Why is this code broken?
public class Stringifier { private final DateFormatter formatter = new SimpleDateFormatter("YYYMMDD"); public String toYYYMMDD(final Date date) { return formatter.format(date); } }
Here's the fixed code which makes the answer obvious:
public class Stringifier { private final DateFormatter formatter = new SimpleDateFormatter("YYYMMDD"); public String toYYYMMDD(final Date date) { synchronized(formatter) { return formatter.format(date); } } }
I checked recently and the lowest-powered servers my company buys have 8 cores. There is no such thing as single-threaded code. See the bug now?
5 comments:
Yes, format is not thread safe. A less contentious fix than a synchronized block is to put the SimpleDateFormat in a ThreadLocal
Darren
SimpleDateFormatter("YYYMMDD").format(date);
might be better.
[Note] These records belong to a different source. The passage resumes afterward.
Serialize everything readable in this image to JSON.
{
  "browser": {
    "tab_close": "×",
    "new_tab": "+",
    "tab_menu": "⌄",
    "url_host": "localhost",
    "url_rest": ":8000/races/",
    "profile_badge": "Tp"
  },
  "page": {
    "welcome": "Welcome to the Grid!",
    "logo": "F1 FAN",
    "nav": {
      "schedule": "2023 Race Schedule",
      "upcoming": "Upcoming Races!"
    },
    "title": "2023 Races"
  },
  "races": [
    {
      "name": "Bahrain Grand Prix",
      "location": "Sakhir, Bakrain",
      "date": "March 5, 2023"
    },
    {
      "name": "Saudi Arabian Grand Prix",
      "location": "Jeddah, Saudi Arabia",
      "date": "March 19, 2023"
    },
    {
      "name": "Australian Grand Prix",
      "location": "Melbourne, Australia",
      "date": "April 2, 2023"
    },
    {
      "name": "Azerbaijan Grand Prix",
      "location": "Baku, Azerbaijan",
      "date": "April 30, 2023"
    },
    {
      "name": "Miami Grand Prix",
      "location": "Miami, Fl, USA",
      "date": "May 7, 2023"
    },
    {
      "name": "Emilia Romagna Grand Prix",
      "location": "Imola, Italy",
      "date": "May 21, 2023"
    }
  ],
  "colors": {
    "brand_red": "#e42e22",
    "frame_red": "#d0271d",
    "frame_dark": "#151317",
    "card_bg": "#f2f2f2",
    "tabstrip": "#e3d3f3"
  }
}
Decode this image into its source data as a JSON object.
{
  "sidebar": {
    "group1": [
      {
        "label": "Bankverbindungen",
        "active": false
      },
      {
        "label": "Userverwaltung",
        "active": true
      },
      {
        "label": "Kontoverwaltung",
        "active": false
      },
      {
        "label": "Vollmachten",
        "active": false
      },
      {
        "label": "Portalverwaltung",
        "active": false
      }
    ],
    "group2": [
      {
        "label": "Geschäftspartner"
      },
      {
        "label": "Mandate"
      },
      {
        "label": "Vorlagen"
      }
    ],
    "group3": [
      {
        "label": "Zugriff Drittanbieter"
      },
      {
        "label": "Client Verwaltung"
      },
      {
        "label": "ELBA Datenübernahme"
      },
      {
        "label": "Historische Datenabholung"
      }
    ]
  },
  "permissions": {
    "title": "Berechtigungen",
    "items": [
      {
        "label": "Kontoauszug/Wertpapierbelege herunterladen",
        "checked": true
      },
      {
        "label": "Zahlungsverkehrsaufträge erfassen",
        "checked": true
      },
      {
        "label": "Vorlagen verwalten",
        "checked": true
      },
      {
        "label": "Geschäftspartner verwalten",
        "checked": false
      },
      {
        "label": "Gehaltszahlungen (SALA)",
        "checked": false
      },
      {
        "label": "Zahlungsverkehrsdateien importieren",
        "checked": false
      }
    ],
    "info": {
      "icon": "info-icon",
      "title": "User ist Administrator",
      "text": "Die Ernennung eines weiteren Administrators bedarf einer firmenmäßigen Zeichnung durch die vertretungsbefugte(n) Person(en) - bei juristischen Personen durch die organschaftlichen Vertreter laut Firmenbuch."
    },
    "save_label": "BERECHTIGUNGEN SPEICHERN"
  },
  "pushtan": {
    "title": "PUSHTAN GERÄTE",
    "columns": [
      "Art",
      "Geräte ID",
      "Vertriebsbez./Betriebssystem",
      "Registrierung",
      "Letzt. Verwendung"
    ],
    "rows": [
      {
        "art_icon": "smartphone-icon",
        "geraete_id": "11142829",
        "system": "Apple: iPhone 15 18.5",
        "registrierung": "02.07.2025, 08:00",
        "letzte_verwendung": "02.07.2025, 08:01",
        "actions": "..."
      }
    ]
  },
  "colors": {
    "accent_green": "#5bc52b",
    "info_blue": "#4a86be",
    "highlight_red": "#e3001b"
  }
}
Having threads wait just because another thread is formatting a date doesn't seem like a good solution to me.
Hi,
as long as only formatting is required, FastDateFormat from the Apache Commons Lang project can be used as thread-safe drop-in replacement for SimpleDateFormat.
If it comes to parsing, I would suggest holding the pattern as String constant and create a new SimpleDateFormat instance from this each time.
Greets,
Gunnar
It's only broken if it's called from more than one thread.
new Stringifier().toYYYMMDD() is always safe.
If the formatter field was static it would be a problem.
Or may be using threadlocal, we do that and so far so good, which look like the fastest choice.